The reliability and minimal detectable change of Timed Up and Go test in individuals with grade 1 – 3 knee osteoarthritis
BMC Musculoskeletal Disorders volume 16, Article number: 174 (2015)
The Timed Up and Go (TUG) test is quick and easy tests to assess patients’ functional mobility. However, its reliability in individuals with knee osteoarthritis (OA) has not been well established. The aims of this study were to determine the reliability and minimal detectable change of the TUG test in individuals with doubtful to moderate (Grade 1–3) knee OA.
Sixty-five subjects (25 male, 40 female), aged 45–70 years, with knee OA participated. Inter-rater reliability was assessed using two observers at different times of the same day in an alternating order. Intra-rater reliability was assessed on two consecutive visits with a 2-day interval.
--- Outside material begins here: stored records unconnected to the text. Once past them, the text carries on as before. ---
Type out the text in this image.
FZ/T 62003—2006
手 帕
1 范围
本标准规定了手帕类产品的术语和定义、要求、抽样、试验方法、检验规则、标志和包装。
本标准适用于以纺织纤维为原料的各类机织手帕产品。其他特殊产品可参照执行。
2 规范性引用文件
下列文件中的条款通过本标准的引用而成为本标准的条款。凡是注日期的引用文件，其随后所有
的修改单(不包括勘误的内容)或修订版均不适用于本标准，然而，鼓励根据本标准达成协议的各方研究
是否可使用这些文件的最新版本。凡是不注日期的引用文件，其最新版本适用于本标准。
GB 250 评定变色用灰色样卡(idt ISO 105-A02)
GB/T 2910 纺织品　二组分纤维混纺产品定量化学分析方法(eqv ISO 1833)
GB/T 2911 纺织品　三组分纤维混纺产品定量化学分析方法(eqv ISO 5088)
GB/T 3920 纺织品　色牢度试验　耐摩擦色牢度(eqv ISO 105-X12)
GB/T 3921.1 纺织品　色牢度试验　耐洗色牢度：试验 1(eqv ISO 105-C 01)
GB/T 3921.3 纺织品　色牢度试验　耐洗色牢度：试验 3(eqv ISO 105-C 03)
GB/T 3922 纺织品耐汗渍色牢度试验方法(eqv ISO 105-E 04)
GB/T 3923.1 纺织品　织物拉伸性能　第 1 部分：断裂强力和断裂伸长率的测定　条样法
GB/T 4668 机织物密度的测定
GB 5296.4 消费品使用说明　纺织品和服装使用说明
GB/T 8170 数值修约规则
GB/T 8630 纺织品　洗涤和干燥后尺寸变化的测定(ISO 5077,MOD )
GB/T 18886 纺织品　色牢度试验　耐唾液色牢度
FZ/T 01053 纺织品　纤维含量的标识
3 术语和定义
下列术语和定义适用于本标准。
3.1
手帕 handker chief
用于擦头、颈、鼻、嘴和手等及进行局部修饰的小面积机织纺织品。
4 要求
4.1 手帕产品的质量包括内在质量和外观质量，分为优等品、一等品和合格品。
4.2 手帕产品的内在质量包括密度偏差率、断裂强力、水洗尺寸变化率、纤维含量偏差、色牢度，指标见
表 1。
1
The standard error of measurement (SEM) and the minimum detectable change (MDC) were calculated to determine statistically meaningful changes.
Intra-rater and inter-rater reliability were 0.97 (95 % confidence interval [CI], 0.95 – 0.98) and 0.96 (95 % confidence interval [CI], 0.94 – 0.97), respectively. The MDC, based on measurements by a single rater and between raters, was 1.10 and 1.14 seconds, respectively.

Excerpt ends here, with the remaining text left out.